[英]check each row and column in dataframe and replace value with user define function
df=pd.DataFrame({'0':["qwa-abc","abd-xyz","abt-Rac","xyz-0vc"],'1':['axc-0aa',"abd-xyz","abt-Rac","xyz-1avc"],
'3':['abc-aaa',"NaN","abt-9ac","xyz-9vc"]})
I have this DataFrame, I want to check each row and each column for a specific value.我有这个 DataFrame,我想检查每一行和每一列的特定值。 for example index 0 there are 4 values "qwa-abc","abd-xyz","abt-Rac","xyz-0avc".
例如索引 0 有 4 个值“qwa-abc”、“abd-xyz”、“abt-Rac”、“xyz-0avc”。
for every value I want to check if xxx- any number xx.对于我要检查的每个值是否为 xxx-任何数字xx。
example:例子:
qua-abc has a at the position 4, so do nothing. qua-abc 在 position 4 上有一个,所以什么也不做。 when it reach to xyz- 0 ac there is number 0 at position 4. hence it should run user define function to replace whole value(xyz-0vc) to whatever the user define function get.
当它到达 xyz- 0 ac 时,在 position 4 处有数字 0。因此它应该运行用户定义 function 以将整个值(xyz-0vc)替换为用户定义的任何值 ZC1C425268E683895D1AB45
NOTE: I tried running str.replace but it only supports specific user define string.注意:我尝试运行 str.replace 但它只支持特定的用户定义字符串。 here user function will connect to different system and get a string.

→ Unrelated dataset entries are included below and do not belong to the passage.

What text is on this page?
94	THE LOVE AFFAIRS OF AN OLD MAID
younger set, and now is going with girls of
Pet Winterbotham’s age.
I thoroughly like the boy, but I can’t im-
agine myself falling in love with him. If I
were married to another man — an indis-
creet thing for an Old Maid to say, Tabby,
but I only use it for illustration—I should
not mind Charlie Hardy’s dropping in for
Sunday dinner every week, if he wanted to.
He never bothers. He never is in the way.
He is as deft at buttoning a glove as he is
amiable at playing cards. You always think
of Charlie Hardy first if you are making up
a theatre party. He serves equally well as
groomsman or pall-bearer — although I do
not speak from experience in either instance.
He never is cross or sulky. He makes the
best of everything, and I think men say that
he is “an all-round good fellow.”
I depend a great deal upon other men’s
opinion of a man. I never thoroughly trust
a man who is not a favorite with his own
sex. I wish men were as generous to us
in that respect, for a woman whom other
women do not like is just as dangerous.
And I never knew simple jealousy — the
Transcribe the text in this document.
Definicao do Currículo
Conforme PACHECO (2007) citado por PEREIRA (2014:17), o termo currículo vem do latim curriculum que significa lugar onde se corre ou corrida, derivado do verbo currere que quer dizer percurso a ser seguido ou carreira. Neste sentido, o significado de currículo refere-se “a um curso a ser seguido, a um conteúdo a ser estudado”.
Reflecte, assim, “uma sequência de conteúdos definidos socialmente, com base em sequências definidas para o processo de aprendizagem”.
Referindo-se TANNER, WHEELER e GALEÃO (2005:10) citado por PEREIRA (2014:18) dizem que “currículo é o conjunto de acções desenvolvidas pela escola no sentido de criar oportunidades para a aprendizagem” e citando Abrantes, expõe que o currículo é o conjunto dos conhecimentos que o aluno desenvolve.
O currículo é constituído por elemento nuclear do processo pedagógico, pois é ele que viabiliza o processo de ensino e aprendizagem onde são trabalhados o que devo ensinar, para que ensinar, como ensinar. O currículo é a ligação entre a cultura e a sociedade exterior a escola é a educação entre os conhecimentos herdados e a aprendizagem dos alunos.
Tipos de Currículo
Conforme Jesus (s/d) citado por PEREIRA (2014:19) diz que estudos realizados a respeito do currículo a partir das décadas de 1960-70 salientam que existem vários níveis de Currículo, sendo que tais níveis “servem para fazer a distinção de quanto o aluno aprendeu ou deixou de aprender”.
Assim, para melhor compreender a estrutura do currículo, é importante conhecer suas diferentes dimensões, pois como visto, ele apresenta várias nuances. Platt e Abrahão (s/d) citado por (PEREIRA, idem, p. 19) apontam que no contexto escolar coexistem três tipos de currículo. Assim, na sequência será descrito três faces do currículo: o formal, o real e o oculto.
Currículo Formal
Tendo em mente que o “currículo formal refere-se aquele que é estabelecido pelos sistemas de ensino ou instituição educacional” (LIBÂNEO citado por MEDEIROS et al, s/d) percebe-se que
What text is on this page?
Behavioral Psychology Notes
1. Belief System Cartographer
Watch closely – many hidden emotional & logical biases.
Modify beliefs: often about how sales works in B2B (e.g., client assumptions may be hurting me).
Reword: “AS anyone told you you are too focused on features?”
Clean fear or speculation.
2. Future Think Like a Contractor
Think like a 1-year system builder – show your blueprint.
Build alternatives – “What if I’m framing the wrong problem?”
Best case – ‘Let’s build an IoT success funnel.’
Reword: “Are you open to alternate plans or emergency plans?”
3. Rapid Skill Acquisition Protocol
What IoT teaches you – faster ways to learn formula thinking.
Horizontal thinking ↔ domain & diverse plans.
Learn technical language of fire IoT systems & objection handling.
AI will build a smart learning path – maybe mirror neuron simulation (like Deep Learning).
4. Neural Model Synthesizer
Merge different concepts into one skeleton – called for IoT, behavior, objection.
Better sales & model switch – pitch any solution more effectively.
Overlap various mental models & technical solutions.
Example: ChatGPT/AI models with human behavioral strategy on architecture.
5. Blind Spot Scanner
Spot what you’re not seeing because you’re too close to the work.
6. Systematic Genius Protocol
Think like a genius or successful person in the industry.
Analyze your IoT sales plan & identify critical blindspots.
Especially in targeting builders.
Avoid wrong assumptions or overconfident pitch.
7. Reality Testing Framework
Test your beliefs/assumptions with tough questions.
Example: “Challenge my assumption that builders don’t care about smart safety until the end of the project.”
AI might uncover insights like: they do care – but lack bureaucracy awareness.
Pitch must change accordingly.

这里用户 function 将连接到不同的系统并获得一个字符串。 hence it's not predefine .
因此它不是预定义的。
If you want to change all the cells in your Dataframe you need to use pd.apply
over the row axis, so your custom function needs to take a pd.Series
as one of the parameters.如果要更改 Dataframe 中的所有单元格,则需要在行轴上使用
pd.apply
,因此您的自定义 function 需要将pd.Series
作为参数之一。 In this example row is the series.在此示例中,行是系列。
This generator function iterates over each cell in the row, checks if the character at index 4 is numeric.此生成器 function 迭代行中的每个单元格,检查索引 4 处的字符是否为数字。 If true returns the value to replace string with, otherwise it will return the value of the cell itself.
如果 true 返回替换字符串的值,否则将返回单元格本身的值。
def replace_value(row, value):
for cell in row:
if pd.notna(cell) and cell[4].isnumeric():
yield value
else:
yield cell
df.apply(lambda x: pd.Series(replace_value(x, 'myvalue')), axis=1)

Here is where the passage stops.